17

Finn was waiting for me in the hall after class. “Did you finish the article?”

“I never said I would.” I yawned. “Besides, did you think I’d write it in class?”

“Of course.” He stayed by my side all the way down the hall. “What do you have now?”

“Gym.”

“Perfect! You’ll have it done in fifteen minutes.”

I shifted my books to my right arm so I could accidentally poke him with their sharp corners. “I’m not writing it.”

“But yesterday . . .” He paused as we merged into the traffic that flowed down the stairs. “How’s your dad, by the way?”

“Fine.” I dodged a group of onlookers who had encircled a brewing fight, then doubled my pace in the hopes of losing Finn. I would have, except for a roadblock by the cafeteria caused by the food line, which had snaked into the hall.

I sniffed. Taco Day.

Finn caught up with me in a flash. “I’m glad he’s feeling better. I only need two hundred words.”

“I. Said. No!” I said.

Well, actually, I sort of screamed it.

The lunch crowd quieted and a few wide-eyed freshman boys with feather-soft baby mustaches scooted toward the walls, opening a path for me. I put my head down and jogged through.
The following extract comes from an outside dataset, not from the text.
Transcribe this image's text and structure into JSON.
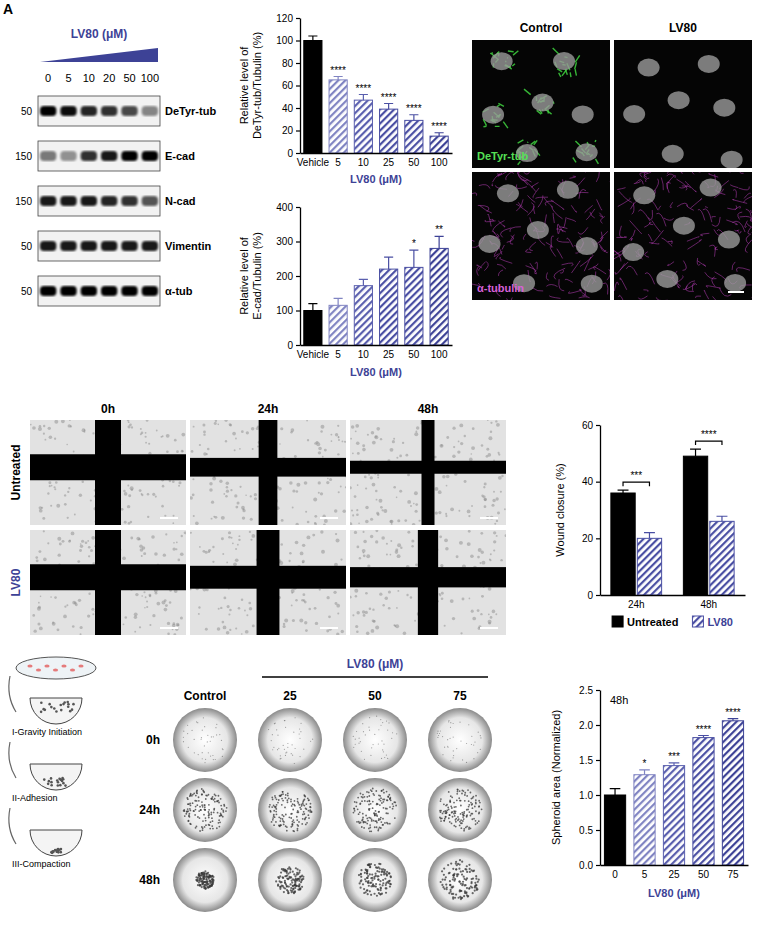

Finn stayed at my heels. “It’s just that I really need the help,” he said. “Cleveland says the newspaper is back on the chopping block. Getting an article from an actual student-reporter might help him convince the board to leave the paper alone.”

I stopped at the girl’s locker room door. “Why don’t you write it?”

He drew back, wounded. “I’m the editor. I don’t write, I edit, with the exception of the sports section, which I write out of love, not duty. Besides—”

“Wait,” I interrupted. “Did you say Cleveland?”

“Yep.”

“Mr. Cleveland? Calc teacher?”

“Precalc, actually. Also algebra and trig.”

“Even if I wanted to, which I don’t, Mr. Cleveland won’t let me write for the paper. He hates me. Loathes me. If I were you, I wouldn’t mention my name to him, ever. Raises his blood pressure.”

Two girls walked between us and into the locker room.

“I have to go,” I said, hand on the door. “Thanks again for the ride.”

“You’re wrong about Cleveland.” He uncapped a Sharpie, grabbed my arm, and started writing on it before I could react. “That’s my email. Two hundred words. Library resources.”